I was just thinking about adding another wiki page for that, but I'll give a brief explanation here:
Firstly, a triangulation is made from the points and colors are chosen for each triangle.
Then, the variance between the triangles and the original image is calculated using Welford's online algorithm [1]. The variance is computed by iterating over the pixels of each triangle and comparing the pixel color of the original image to the color of that triangle.
Lastly, the fitness is multiplied by a weight to ensure that it covers the entire canvas.
The source code may be a bit confusing because I've applied many optimizations which make it 10-20x faster.
Could this technique be used to index images for search? e.g. intuitively, the triangles and their layout seem to preseve more unique information about the image than a grid would, kind of like Vornoi partitions, or an entropy preserving sample.
This isn't my area of expertise at all, but intuitively it seems like if you treated the triangles as a graph, you could sample a minimal subgraph from an image and then search for other files that have a similar subgraph. It's conceptually like "geometric hash."
Is that what this technique is for, as it seems to have more applicaitons than just an image filter.
Note that the subgraph isomorphism problem [1] is NP-complete (also for planar graphs). There are very efficient data structures like k-d trees [2] that can be used to efficiently search for points in euclidean spaces, doing something similar for graphs would be quite difficult.
Graph canonization [3] on the other hand is not known to be either polynomial time solvable (I think it is for planar graphs though) or NP-complete and has implementations that are quite efficient in practice. It can be used to search for the exact same graph, but again extending to searching for similar graphs is probably quite difficult.

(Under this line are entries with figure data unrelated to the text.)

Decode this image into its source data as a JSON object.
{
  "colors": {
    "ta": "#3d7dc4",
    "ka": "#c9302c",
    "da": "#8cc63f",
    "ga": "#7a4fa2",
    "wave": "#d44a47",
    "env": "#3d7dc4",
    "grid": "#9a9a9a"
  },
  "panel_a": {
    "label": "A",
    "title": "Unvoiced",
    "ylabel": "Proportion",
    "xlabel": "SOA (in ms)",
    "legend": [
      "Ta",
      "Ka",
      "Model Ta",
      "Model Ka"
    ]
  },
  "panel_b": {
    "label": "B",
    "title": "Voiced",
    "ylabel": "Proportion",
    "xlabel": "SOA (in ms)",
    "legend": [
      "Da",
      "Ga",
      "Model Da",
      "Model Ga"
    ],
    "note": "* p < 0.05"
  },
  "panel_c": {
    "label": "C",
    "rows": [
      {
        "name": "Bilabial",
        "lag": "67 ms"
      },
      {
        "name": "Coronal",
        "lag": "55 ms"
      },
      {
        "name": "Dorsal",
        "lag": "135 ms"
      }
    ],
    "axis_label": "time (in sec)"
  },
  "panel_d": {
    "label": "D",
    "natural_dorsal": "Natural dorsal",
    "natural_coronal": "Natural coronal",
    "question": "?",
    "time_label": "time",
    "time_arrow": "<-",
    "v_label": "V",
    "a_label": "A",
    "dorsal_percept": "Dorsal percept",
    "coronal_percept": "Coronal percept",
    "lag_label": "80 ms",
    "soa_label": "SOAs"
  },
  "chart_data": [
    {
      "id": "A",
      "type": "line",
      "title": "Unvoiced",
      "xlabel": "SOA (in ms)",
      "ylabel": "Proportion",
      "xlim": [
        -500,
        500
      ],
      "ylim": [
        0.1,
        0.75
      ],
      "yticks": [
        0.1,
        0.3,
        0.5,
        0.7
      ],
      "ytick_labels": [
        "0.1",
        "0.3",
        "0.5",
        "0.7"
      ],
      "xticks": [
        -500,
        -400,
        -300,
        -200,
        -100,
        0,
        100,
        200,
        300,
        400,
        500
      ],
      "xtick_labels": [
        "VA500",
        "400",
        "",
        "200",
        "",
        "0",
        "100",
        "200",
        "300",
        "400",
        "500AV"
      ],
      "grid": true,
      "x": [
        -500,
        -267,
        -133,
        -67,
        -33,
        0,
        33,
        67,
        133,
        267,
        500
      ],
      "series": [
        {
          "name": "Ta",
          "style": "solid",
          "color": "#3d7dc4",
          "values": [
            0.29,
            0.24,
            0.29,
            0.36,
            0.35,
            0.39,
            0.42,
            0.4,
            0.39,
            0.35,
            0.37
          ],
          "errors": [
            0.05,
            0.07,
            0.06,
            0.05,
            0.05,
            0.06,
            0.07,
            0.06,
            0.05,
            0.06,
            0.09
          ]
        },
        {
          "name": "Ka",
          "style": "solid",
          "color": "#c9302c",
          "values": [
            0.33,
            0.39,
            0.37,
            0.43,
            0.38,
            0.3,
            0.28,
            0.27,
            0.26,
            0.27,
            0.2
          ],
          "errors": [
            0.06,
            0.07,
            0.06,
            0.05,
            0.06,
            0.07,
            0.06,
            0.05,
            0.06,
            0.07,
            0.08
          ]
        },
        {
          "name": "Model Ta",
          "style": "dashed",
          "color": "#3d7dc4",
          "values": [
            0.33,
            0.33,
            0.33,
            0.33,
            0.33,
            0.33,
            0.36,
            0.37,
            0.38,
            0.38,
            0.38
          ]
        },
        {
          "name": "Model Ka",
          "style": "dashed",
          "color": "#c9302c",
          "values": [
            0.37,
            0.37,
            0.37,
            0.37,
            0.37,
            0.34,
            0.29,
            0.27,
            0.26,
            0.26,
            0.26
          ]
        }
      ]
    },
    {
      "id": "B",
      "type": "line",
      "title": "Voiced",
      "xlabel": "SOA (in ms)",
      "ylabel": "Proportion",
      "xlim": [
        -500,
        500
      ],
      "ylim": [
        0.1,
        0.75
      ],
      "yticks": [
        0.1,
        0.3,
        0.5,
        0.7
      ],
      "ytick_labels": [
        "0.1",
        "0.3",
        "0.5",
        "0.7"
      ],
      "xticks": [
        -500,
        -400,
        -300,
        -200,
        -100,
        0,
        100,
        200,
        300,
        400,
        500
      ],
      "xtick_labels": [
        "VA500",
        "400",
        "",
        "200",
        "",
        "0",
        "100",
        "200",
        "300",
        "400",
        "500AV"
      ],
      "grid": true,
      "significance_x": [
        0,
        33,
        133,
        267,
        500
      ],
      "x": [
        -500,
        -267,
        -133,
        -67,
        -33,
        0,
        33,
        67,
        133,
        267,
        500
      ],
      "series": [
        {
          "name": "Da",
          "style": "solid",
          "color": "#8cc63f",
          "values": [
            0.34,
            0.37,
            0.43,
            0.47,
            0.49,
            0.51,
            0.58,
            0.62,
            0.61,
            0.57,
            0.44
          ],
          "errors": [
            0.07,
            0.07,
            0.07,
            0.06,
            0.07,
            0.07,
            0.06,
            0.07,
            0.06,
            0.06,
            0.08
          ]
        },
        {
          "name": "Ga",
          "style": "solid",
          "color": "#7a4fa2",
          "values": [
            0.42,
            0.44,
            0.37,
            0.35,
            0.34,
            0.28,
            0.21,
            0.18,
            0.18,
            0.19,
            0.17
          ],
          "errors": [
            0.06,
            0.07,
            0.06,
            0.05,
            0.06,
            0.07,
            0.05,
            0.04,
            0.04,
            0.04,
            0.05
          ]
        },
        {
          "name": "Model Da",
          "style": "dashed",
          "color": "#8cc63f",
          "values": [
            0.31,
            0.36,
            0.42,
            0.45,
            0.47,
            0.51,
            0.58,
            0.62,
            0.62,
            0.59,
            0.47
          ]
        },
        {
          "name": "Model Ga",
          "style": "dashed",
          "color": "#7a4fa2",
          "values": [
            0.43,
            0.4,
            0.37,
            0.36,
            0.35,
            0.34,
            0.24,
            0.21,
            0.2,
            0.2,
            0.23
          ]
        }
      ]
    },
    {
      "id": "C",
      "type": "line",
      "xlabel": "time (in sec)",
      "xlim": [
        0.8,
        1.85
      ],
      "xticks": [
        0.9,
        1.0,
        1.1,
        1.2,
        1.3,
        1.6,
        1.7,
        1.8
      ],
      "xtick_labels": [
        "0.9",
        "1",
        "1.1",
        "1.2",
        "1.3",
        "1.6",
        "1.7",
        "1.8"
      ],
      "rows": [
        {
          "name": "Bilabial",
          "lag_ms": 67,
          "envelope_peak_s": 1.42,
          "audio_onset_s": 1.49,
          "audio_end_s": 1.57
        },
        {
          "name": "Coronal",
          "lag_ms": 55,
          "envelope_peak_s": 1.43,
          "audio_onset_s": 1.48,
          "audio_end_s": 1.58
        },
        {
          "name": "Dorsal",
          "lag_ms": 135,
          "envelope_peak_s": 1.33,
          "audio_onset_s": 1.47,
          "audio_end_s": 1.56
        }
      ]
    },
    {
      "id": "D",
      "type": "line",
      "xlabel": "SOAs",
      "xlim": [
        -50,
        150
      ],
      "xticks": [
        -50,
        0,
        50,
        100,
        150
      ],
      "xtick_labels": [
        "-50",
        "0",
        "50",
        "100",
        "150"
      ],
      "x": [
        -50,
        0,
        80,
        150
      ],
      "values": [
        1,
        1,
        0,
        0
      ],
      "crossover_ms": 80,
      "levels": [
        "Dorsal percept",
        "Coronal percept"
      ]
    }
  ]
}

Was thinking that the adjacency matrix that describes the graph you extract from the image will produce a string you can chunk and do a fast search on, and then it's a standard similarity/distance string search in Redis, or a probabilistic filter.
The compute on the indexing images would be relatively expensive, but the speed of a similarity search would be super fast, with the caveat that I don't know how image search is done today, and it probably should do something like this anyway.
Cool. I can see this being used to determine perception thresholds. E.g., by testing priming of progressively more detailed pictures, or by blurring the triangulated pictures (triangulate a picture a bit, but not too much, then blur it in another tool, and you can make out the main shapes better; sometimes even read the text).
I wonder if you can constrain the problem a bit more: say, limit the number of triangles that can be used; limit the color palette to a small set of colors. It would make for interesting results.